Sending Alerts to Telegram

Alertmanager supports direct sending of alerts to Telegram.

Create a Secret in the d8-monitoring namespace:

apiVersion: v1
kind: Secret
metadata:
  name: telegram-bot-secret
  namespace: d8-monitoring
stringData:
  token: "562696849:AAExcuJ8H6z4pTlPuocbrXXXXXXXXXXXx"

Deploy the CustomAlertManager custom resource:

apiVersion: deckhouse.io/v1alpha1
kind: CustomAlertmanager
metadata:
  name: telegram
spec:
  type: Internal
  internal:
    receivers:
      - name: telegram
        telegramConfigs:
          - botToken:
              name: telegram-bot-secret
              key: token
            chatID: -30490XXXXX
    route:
      groupBy:
        - job
      groupInterval: 5m
      groupWait: 30s
      receiver: telegram
      repeatInterval: 12h

The token field in the Secret and chatID in the CustomAlertmanager resource need to be set to your own values. Learn more about the Telegram API.

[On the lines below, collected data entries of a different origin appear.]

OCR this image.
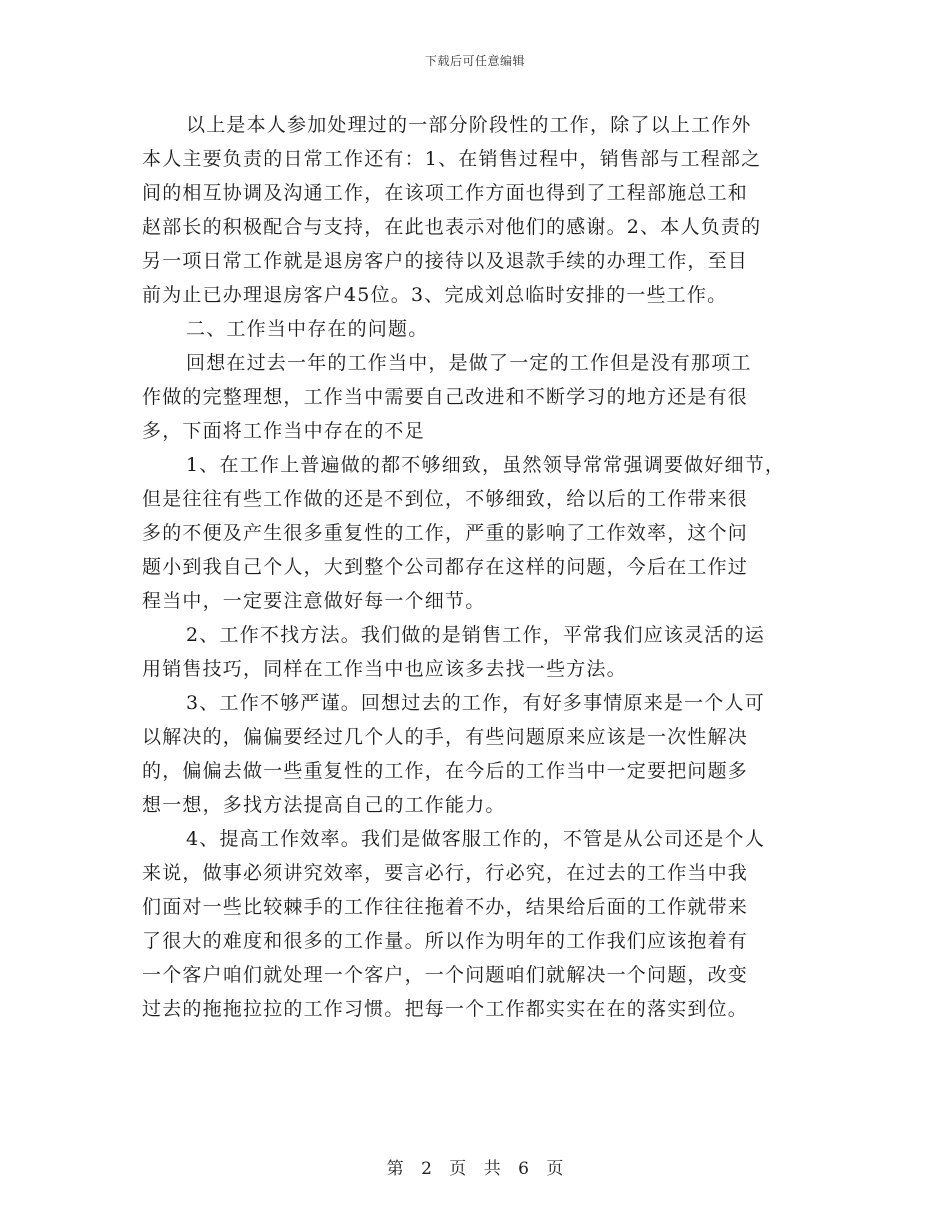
下载后可任意编辑
以上是本人参加处理过的一部分阶段性的工作，除了以上工作外
本人主要负责的日常工作还有：1、在销售过程中，销售部与工程部之
间的相互协调及沟通工作，在该项工作方面也得到了工程部施总工和
赵部长的积极配合与支持，在此也表示对他们的感谢。2、本人负责的
另一项日常工作就是退房客户的接待以及退款手续的办理工作，至目
前为止已办理退房客户45位。3、完成刘总临时安排的一些工作。
二、工作当中存在的问题。
回想在过去一年的工作当中，是做了一定的工作但是没有那项工
作做的完整理想，工作当中需要自己改进和不断学习的地方还是有很
多，下面将工作当中存在的不足
1、在工作上普遍做的都不够细致，虽然领导常常强调要做好细节，
但是往往有些工作做的还是不到位，不够细致，给以后的工作带来很
多的不便及产生很多重复性的工作，严重的影响了工作效率，这个问
题小到我自己个人，大到整个公司都存在这样的问题，今后在工作过
程当中，一定要注意做好每一个细节。
2、工作不找方法。我们做的是销售工作，平常我们应该灵活的运
用销售技巧，同样在工作当中也应该多去找一些方法。
3、工作不够严谨。回想过去的工作，有好多事情原来是一个人可
以解决的，偏偏要经过几个人的手，有些问题原来应该是一次性解决
的，偏偏去做一些重复性的工作，在今后的工作当中一定要把问题多
想一想，多找方法提高自己的工作能力。
4、提高工作效率。我们是做客服工作的，不管是从公司还是个人
来说，做事必须讲究效率，要言必行，行必究，在过去的工作当中我
们面对一些比较棘手的工作往往拖着不办，结果给后面的工作就带来
了很大的难度和很多的工作量。所以作为明年的工作我们应该抱着有
一个客户咱们就处理一个客户，一个问题咱们就解决一个问题，改变
过去的拖拖拉拉的工作习惯。把每一个工作都实实在在的落实到位。
第 2 页 共 6 页
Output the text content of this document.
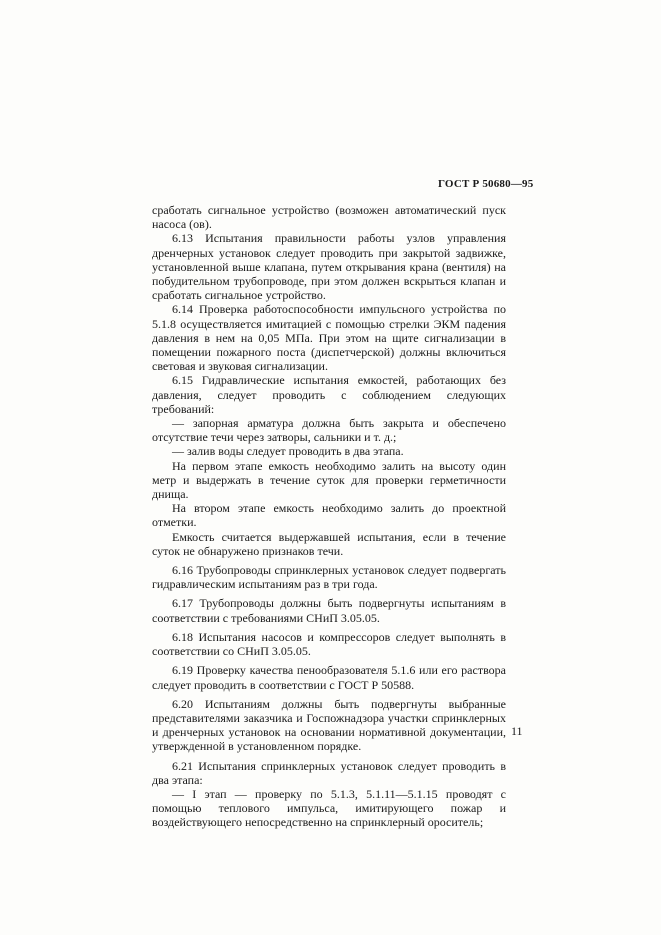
ГОСТ Р 50680—95

сработать сигнальное устройство (возможен автоматический пуск насоса (ов).

6.13 Испытания правильности работы узлов управления дренчерных установок следует проводить при закрытой задвижке, установленной выше клапана, путем открывания крана (вентиля) на побудительном трубопроводе, при этом должен вскрыться клапан и сработать сигнальное устройство.

6.14 Проверка работоспособности импульсного устройства по 5.1.8 осуществляется имитацией с помощью стрелки ЭКМ падения давления в нем на 0,05 МПа. При этом на щите сигнализации в помещении пожарного поста (диспетчерской) должны включиться световая и звуковая сигнализации.

6.15 Гидравлические испытания емкостей, работающих без давления, следует проводить с соблюдением следующих требований:

— запорная арматура должна быть закрыта и обеспечено отсутствие течи через затворы, сальники и т. д.;

— залив воды следует проводить в два этапа.

На первом этапе емкость необходимо залить на высоту один метр и выдержать в течение суток для проверки герметичности днища.

На втором этапе емкость необходимо залить до проектной отметки.

Емкость считается выдержавшей испытания, если в течение суток не обнаружено признаков течи.

6.16 Трубопроводы спринклерных установок следует подвергать гидравлическим испытаниям раз в три года.

6.17 Трубопроводы должны быть подвергнуты испытаниям в соответствии с требованиями СНиП 3.05.05.

6.18 Испытания насосов и компрессоров следует выполнять в соответствии со СНиП 3.05.05.

6.19 Проверку качества пенообразователя 5.1.6 или его раствора следует проводить в соответствии с ГОСТ Р 50588.

6.20 Испытаниям должны быть подвергнуты выбранные представителями заказчика и Госпожнадзора участки спринклерных и дренчерных установок на основании нормативной документации, утвержденной в установленном порядке.

6.21 Испытания спринклерных установок следует проводить в два этапа:

— I этап — проверку по 5.1.3, 5.1.11—5.1.15 проводят с помощью теплового импульса, имитирующего пожар и воздействующего непосредственно на спринклерный ороситель;

11
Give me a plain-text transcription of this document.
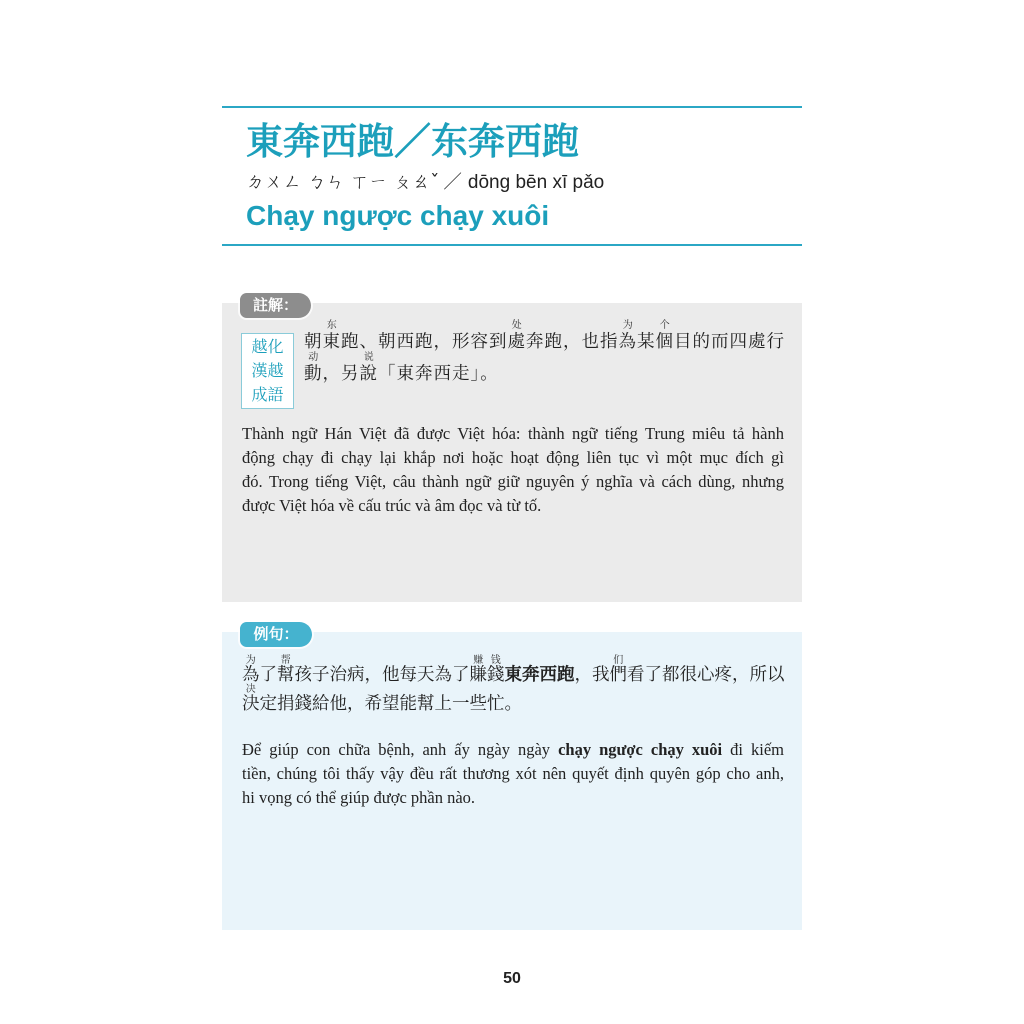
東奔西跑／东奔西跑
ㄉㄨㄥ ㄅㄣ ㄒㄧ ㄆㄠˇ ／ dōng bēn xī pǎo
Chạy ngược chạy xuôi
註解：
越化
漢越
成語
朝東
东
跑、朝西跑，形容到處
处
奔跑，也指為
为
某個
个
目的而四處行
動
动
，另說
说
「東奔西走」。
Thành ngữ Hán Việt đã được Việt hóa: thành ngữ tiếng Trung miêu tả hành
động chạy đi chạy lại khắp nơi hoặc hoạt động liên tục vì một mục đích gì
đó. Trong tiếng Việt, câu thành ngữ giữ nguyên ý nghĩa và cách dùng, nhưng
được Việt hóa về cấu trúc và âm đọc và từ tố.
例句：
為
为
了幫
帮
孩子治病，他每天為了賺
赚
錢
钱
東奔西跑，我們
们
看了都很心疼，所以
決
决
定捐錢給他，希望能幫上一些忙。
Để giúp con chữa bệnh, anh ấy ngày ngày chạy ngược chạy xuôi đi kiếm
tiền, chúng tôi thấy vậy đều rất thương xót nên quyết định quyên góp cho anh,
hi vọng có thể giúp được phần nào.
50
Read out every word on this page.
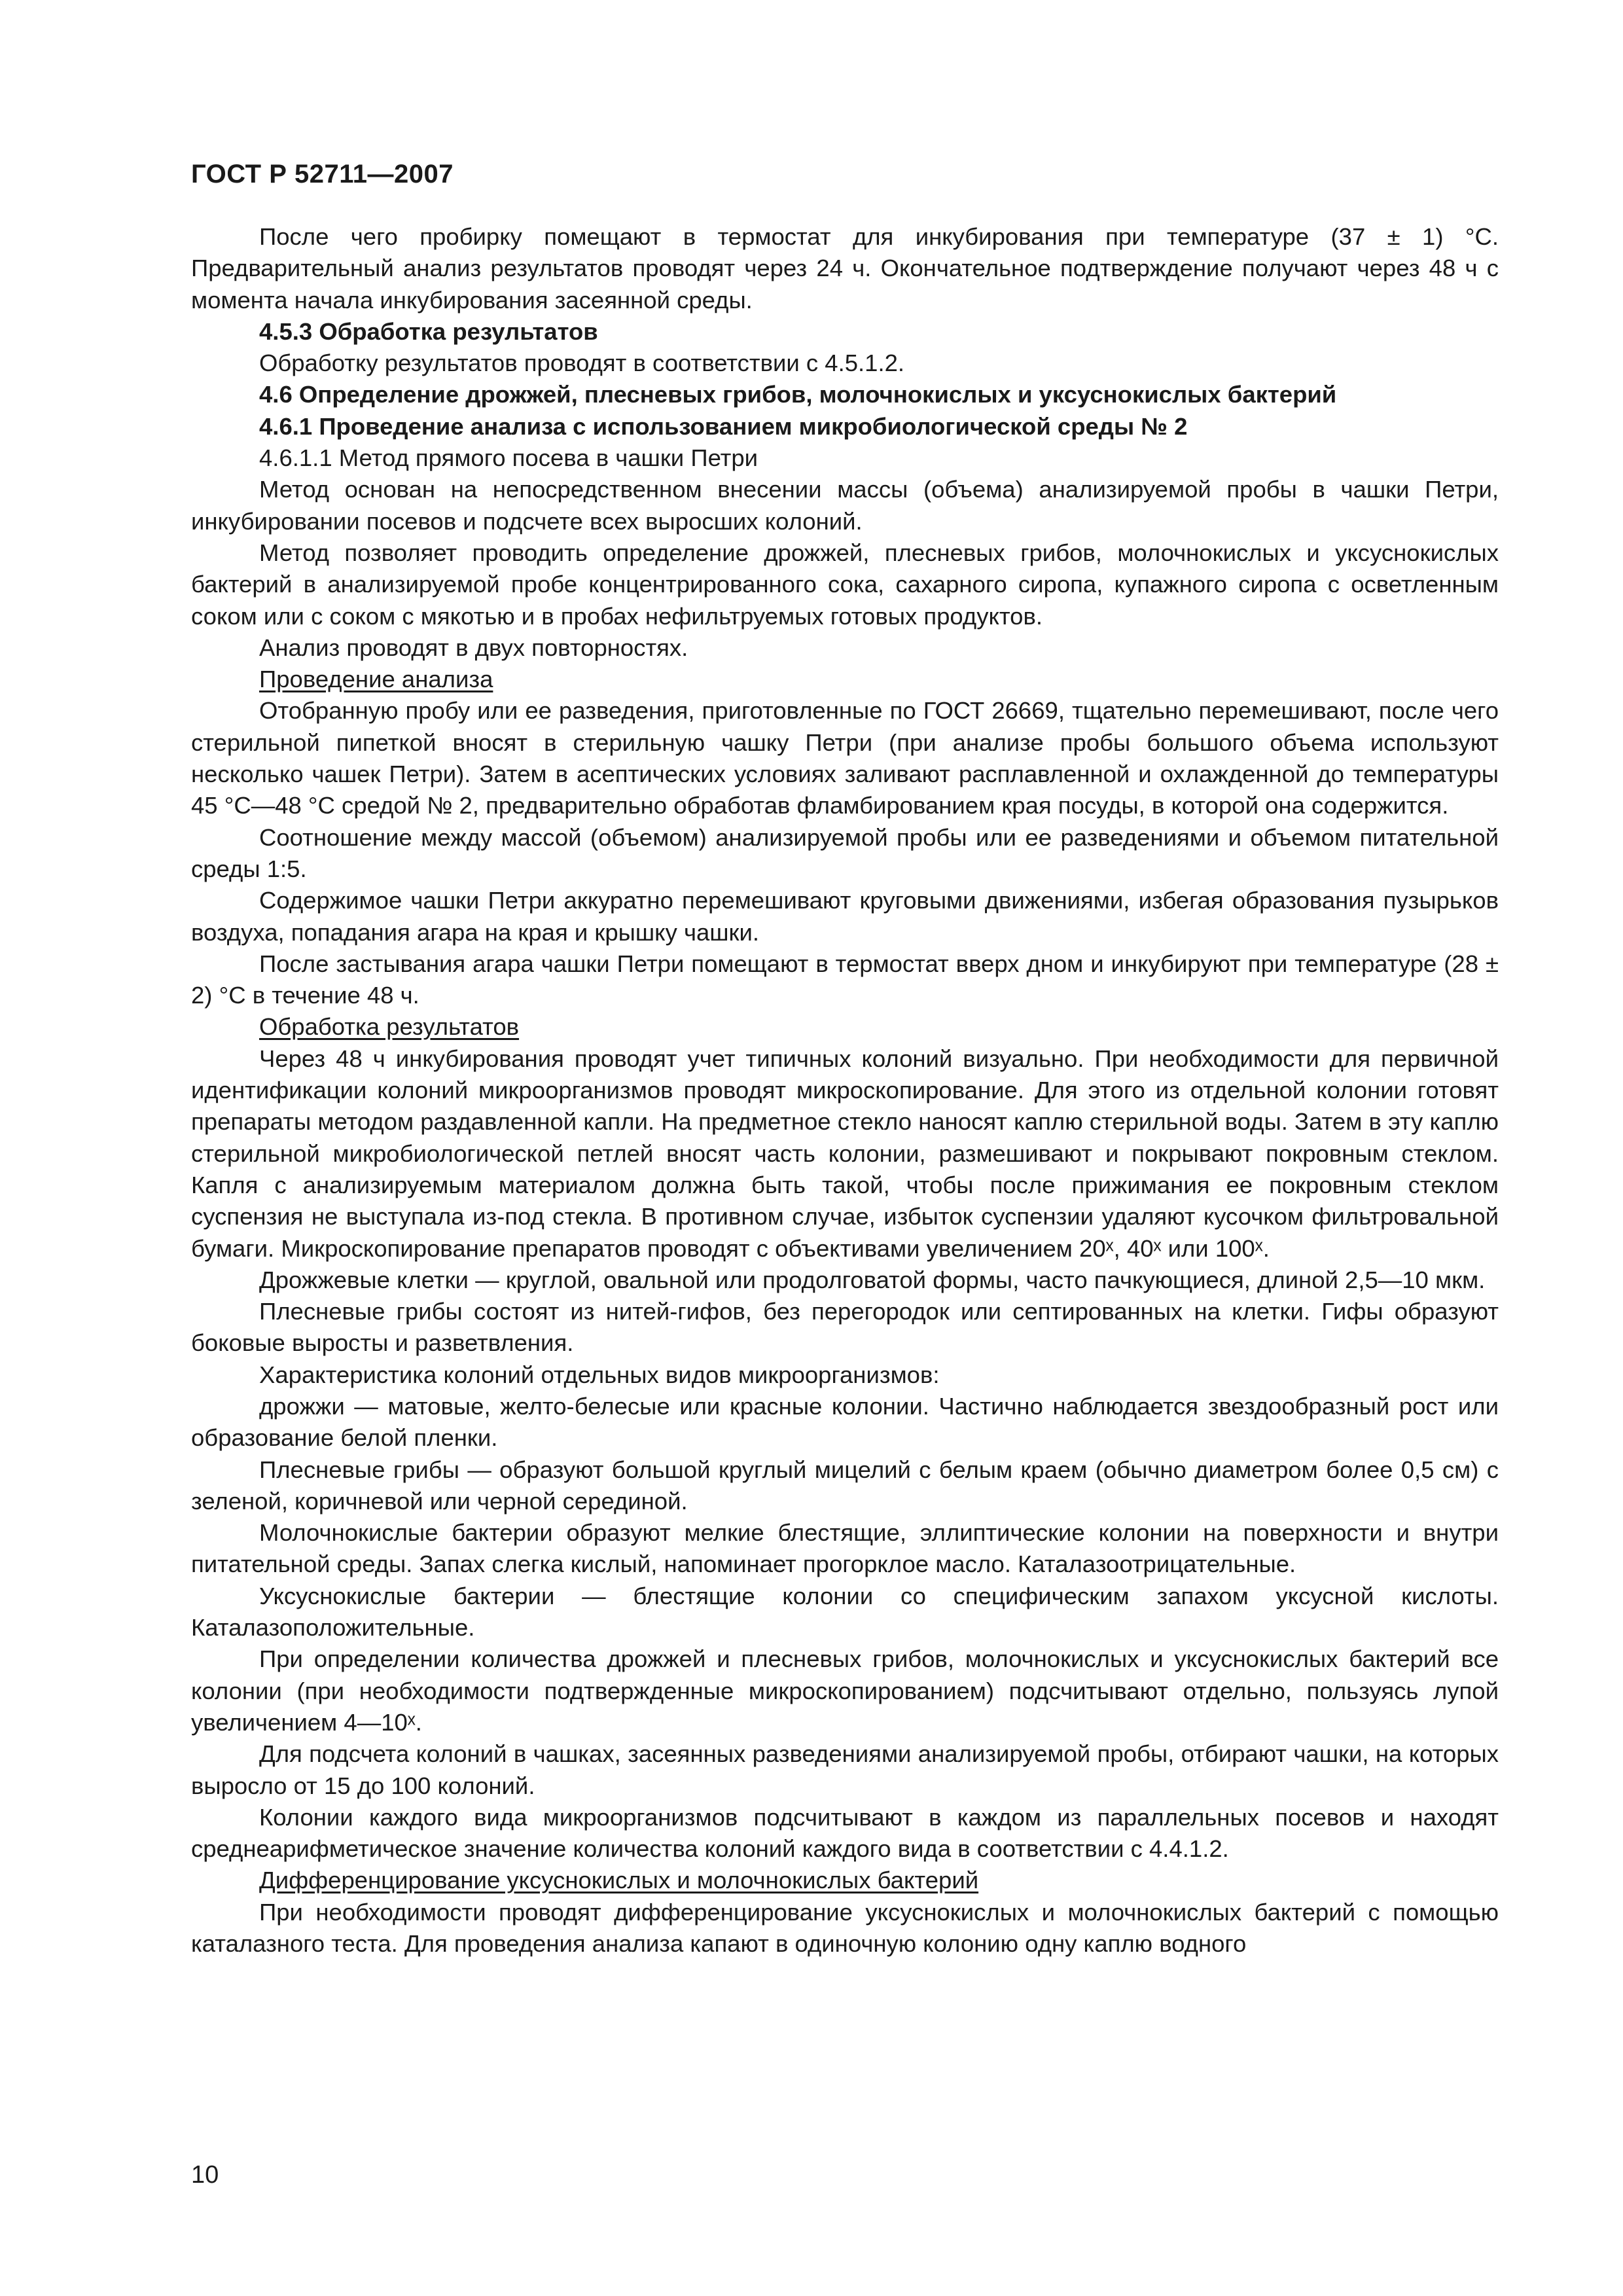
ГОСТ Р 52711—2007

После чего пробирку помещают в термостат для инкубирования при температуре (37 ± 1) °С. Предварительный анализ результатов проводят через 24 ч. Окончательное подтверждение получают через 48 ч с момента начала инкубирования засеянной среды.

4.5.3 Обработка результатов

Обработку результатов проводят в соответствии с 4.5.1.2.

4.6 Определение дрожжей, плесневых грибов, молочнокислых и уксуснокислых бактерий

4.6.1 Проведение анализа с использованием микробиологической среды № 2

4.6.1.1 Метод прямого посева в чашки Петри

Метод основан на непосредственном внесении массы (объема) анализируемой пробы в чашки Петри, инкубировании посевов и подсчете всех выросших колоний.

Метод позволяет проводить определение дрожжей, плесневых грибов, молочнокислых и уксуснокислых бактерий в анализируемой пробе концентрированного сока, сахарного сиропа, купажного сиропа с осветленным соком или с соком с мякотью и в пробах нефильтруемых готовых продуктов.

Анализ проводят в двух повторностях.

Проведение анализа

Отобранную пробу или ее разведения, приготовленные по ГОСТ 26669, тщательно перемешивают, после чего стерильной пипеткой вносят в стерильную чашку Петри (при анализе пробы большого объема используют несколько чашек Петри). Затем в асептических условиях заливают расплавленной и охлажденной до температуры 45 °С—48 °С средой № 2, предварительно обработав фламбированием края посуды, в которой она содержится.

Соотношение между массой (объемом) анализируемой пробы или ее разведениями и объемом питательной среды 1:5.

Содержимое чашки Петри аккуратно перемешивают круговыми движениями, избегая образования пузырьков воздуха, попадания агара на края и крышку чашки.

После застывания агара чашки Петри помещают в термостат вверх дном и инкубируют при температуре (28 ± 2) °С в течение 48 ч.

Обработка результатов

Через 48 ч инкубирования проводят учет типичных колоний визуально. При необходимости для первичной идентификации колоний микроорганизмов проводят микроскопирование. Для этого из отдельной колонии готовят препараты методом раздавленной капли. На предметное стекло наносят каплю стерильной воды. Затем в эту каплю стерильной микробиологической петлей вносят часть колонии, размешивают и покрывают покровным стеклом. Капля с анализируемым материалом должна быть такой, чтобы после прижимания ее покровным стеклом суспензия не выступала из-под стекла. В противном случае, избыток суспензии удаляют кусочком фильтровальной бумаги. Микроскопирование препаратов проводят с объективами увеличением 20ˣ, 40ˣ или 100ˣ.

Дрожжевые клетки — круглой, овальной или продолговатой формы, часто пачкующиеся, длиной 2,5—10 мкм.

Плесневые грибы состоят из нитей-гифов, без перегородок или септированных на клетки. Гифы образуют боковые выросты и разветвления.

Характеристика колоний отдельных видов микроорганизмов:

дрожжи — матовые, желто-белесые или красные колонии. Частично наблюдается звездообразный рост или образование белой пленки.

Плесневые грибы — образуют большой круглый мицелий с белым краем (обычно диаметром более 0,5 см) с зеленой, коричневой или черной серединой.

Молочнокислые бактерии образуют мелкие блестящие, эллиптические колонии на поверхности и внутри питательной среды. Запах слегка кислый, напоминает прогорклое масло. Каталазоотрицательные.

Уксуснокислые бактерии — блестящие колонии со специфическим запахом уксусной кислоты. Каталазоположительные.

При определении количества дрожжей и плесневых грибов, молочнокислых и уксуснокислых бактерий все колонии (при необходимости подтвержденные микроскопированием) подсчитывают отдельно, пользуясь лупой увеличением 4—10ˣ.

Для подсчета колоний в чашках, засеянных разведениями анализируемой пробы, отбирают чашки, на которых выросло от 15 до 100 колоний.

Колонии каждого вида микроорганизмов подсчитывают в каждом из параллельных посевов и находят среднеарифметическое значение количества колоний каждого вида в соответствии с 4.4.1.2.

Дифференцирование уксуснокислых и молочнокислых бактерий

При необходимости проводят дифференцирование уксуснокислых и молочнокислых бактерий с помощью каталазного теста. Для проведения анализа капают в одиночную колонию одну каплю водного

10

Example of Sending Alerts to Slack with Filter

apiVersion: deckhouse.io/v1alpha1
kind: CustomAlertmanager
metadata:
  name: slack
spec:
  internal:
    receivers:
    - name: devnull
    - name: slack
      slackConfigs:
      - apiURL:
          key: apiURL
          name: slack-apiurl
        channel: {{ dig .Values.werf.env .Values.slack.channel._default .Values.slack.channel }} 
        fields:
        - short: true
          title: Severity
          value: '{{`{{  .CommonLabels.severity_level }}`}}'
        - short: true
          title: Status
          value: '{{`{{ .Status }}`}}'
        - title: Summary
          value: '{{`{{ range .Alerts }}`}}{{`{{ .Annotations.summary }}`}} {{`{{ end }}`}}'
        - title: Description
          value: '{{`{{ range .Alerts }}`}}{{`{{ .Annotations.description }}`}} {{`{{ end }}`}}'
        - title: Labels
          value: '{{`{{ range .Alerts }}`}} {{`{{ range .Labels.SortedPairs }}`}}{{`{{ printf "%s:
            %s\n" .Name .Value }}`}}{{`{{ end }}`}}{{`{{ end }}`}}'
        - title: Links
          value: '{{`{{ (index .Alerts 0).GeneratorURL }}`}}'
        title: '{{`{{ .CommonLabels.alertname }}`}}'
    route:
      groupBy:
      - '...'  
      receiver: devnull
      routes:
        - matchers:
          - matchType: =~
            name: severity_level
            value: "^[4-9]$"
          receiver: slack
      repeatInterval: 12h
  type: Internal

Example of Sending Alerts to Opsgenie

- name: opsgenie
        opsgenieConfigs:
          - apiKey:
              key: data
              name: opsgenie
            description: |
              {{ range .Alerts }}{{ .Annotations.summary }} {{ end }}
              {{ range .Alerts }}{{ .Annotations.description }} {{ end }}
            message: '{{ .CommonLabels.alertname }}'
            priority: P1
            responders:
              - id: team_id
                type: team

Example of Sending Alerts via Email

Create a secret with the email account password. Specify the password encoded in Base64 format in the password field:

apiVersion: v1
kind: Secret
metadata:
  name: am-mail-server-pass
  namespace: d8-monitoring
data:
  password: BASE64_ENCODED_PASSWORD_HERE

Modify the values in the CustomAlertManager resource example according to the values relevant to your infrastructure and apply it:

apiVersion: deckhouse.io/v1alpha1
kind: CustomAlertmanager
metadata:
  name: mail
spec:
  type: Internal
  internal:
    receivers:
      - name: devnull
      - name: mail
        emailConfigs:
          - to: oncall@example.com
            from: prom@example.com
            smarthost: mx.example.com:587
            authIdentity: prom@example.com
            authUsername: prom@example.com
            authPassword:
              key: password
              name: am-mail-server-pass
            # If you use a custom CA on the server, you can place the public part of the CA in a ConfigMap in the d8-monitoring namespace
            # tlsConfig:
            #   insecureSkipVerify: true
            #   ca:
            #     configMap:
            #       key: ca.pem
            #       name: alertmanager-mail-server-ca
            sendResolved: true
            requireTLS: true
    route:
      groupBy:
        - job
      groupInterval: 5m
      groupWait: 30s
      receiver: devnull
      repeatInterval: 24h
      routes:
        - matchers:
          - matchType: =~
            name: severity_level
            value: "^[1-4]$"
          receiver: mail